Apparently only the second professional revival in London (following the John Caird-directed RSC production in the 1980s, starring Brian Cox and Jane Lapotaire), this moderately entertaining production at the Tabard fails to make a convincing case that Misalliance is a lost Shavian classic.

The play is set on one Saturday afternoon in the conservatory of a large country house in Surrey, home of the wealthy underwear manufacturer turned philanthropist John Tarleton. His daughter Hypatia, engaged to a clever but effete aristocrat called ‘Bunny’, longs for "adventure to drop out of the sky" – which it duly does in the form of an aeroplane crashing into the garden greenhouse. The charming, daredevil pilot and his glamorous female passenger – a Polish acrobat no less – shake up the stuffy bourgeois household, as does a young socialist clerk hiding in a portable Turkish bath, waiting to shoot the head of the family.

The play’s subtitle ‘A Debate in One Sitting’ aptly describes its rhetorical quality, where, as Hypatia says, everyone seems excessively engaged in "talk, talk, talk". Always a wordy playwright, this work does seem verbose even by Shaw’s standards, exploring a bewildering variety of ideas, especially around class, gender and generational relationships.
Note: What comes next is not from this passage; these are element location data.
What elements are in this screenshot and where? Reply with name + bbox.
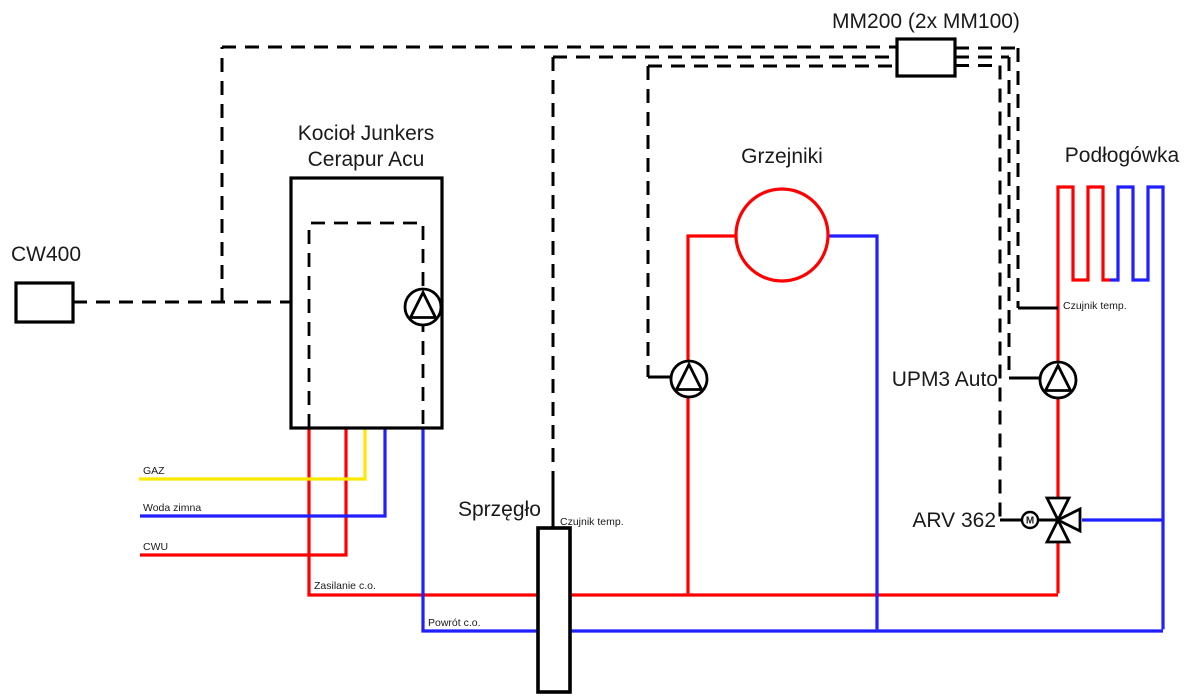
cold-water-pipe [140, 428, 387, 518]
ch-return-pipe [421, 428, 1163, 633]
floor-circuit-supply-pipe [1056, 185, 1110, 594]
gas-pipe [139, 428, 367, 481]
separator-sensor-label: Czujnik temp. [560, 516, 624, 528]
separator-vessel [536, 526, 572, 694]
cold-water-pipe-label: Woda zimna [143, 502, 201, 514]
controller-label: CW400 [11, 243, 81, 266]
control-wiring [73, 45, 1020, 520]
separator-label: Sprzęgło [458, 498, 541, 521]
floor-pump-icon [1038, 360, 1078, 400]
ch-return-label: Powrót c.o. [428, 617, 481, 629]
valve-motor-label: M [1026, 516, 1034, 527]
gas-pipe-label: GAZ [143, 465, 165, 477]
boiler-label-line1: Kocioł Junkers [298, 122, 435, 145]
floor-heating-label: Podłogówka [1065, 144, 1180, 167]
radiators-label: Grzejniki [741, 145, 823, 168]
floor-pump-label: UPM3 Auto [892, 368, 998, 391]
valve-motor-icon: M [1020, 510, 1040, 530]
ch-supply-label: Zasilanie c.o. [314, 580, 376, 592]
dhw-pipe-label: CWU [143, 541, 168, 553]
floor-circuit-return-pipe [1082, 185, 1165, 630]
boiler-pump-icon [403, 287, 443, 327]
controller-box [14, 281, 75, 324]
sensor-and-actuator-stubs [551, 306, 1058, 528]
radiator-pump-icon [669, 359, 709, 399]
dhw-pipe [140, 428, 348, 557]
radiator-circuit-supply-pipe [686, 234, 736, 594]
boiler-label-line2: Cerapur Acu [308, 148, 425, 171]
floor-sensor-label: Czujnik temp. [1063, 300, 1127, 312]
mixing-valve-label: ARV 362 [912, 509, 996, 532]
module-label: MM200 (2x MM100) [832, 10, 1020, 33]
radiator-circuit-return-pipe [828, 234, 879, 630]
module-box [895, 37, 957, 78]
mixing-valve-icon [1044, 496, 1082, 544]
radiator-symbol [734, 187, 830, 283]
There are misalliances not only in potential marriage arrangements, but in the clashes between the aristocracy and nouveaux riches, socialism and capitalism, freedom and materialism. Above all, Shaw takes pot shots at middle-class hypocrisy and propriety, without consistently hitting the target as he does in his better plays.

Following a rather dull, slowish start, Nick Reed‘s production gathers pace and interest after the farcical intervention of the three outsiders acts as a catalyst for other characters to express their inner desires.

Clifford Hume gives an amusingly outsized performance as the self-educated Tarleton giving out reading advice, with Roberta Mair as the wilfully rebellious Hypatia, Carrie Cohen as his warm-hearted but dotty wife and Stuart Walker as his crudely pragmatic son. James Taylor Thomas overdoes the self-centred hysterics of ‘Bunny’, embarrassing his self-possessed, ex-colonial administrator father, played by Toby Davies. Piers Hunt is the smooth-talking but not too gentlemanly pilot and Anna Marlene-Wirtz gives an attractively feisty independence to her Polish New Woman, while Rory Fairbairn’s downtrodden clerk ‘affirms his manhood’ with as much conviction as his red politics – rather too much hot air, which can also be said of the play itself.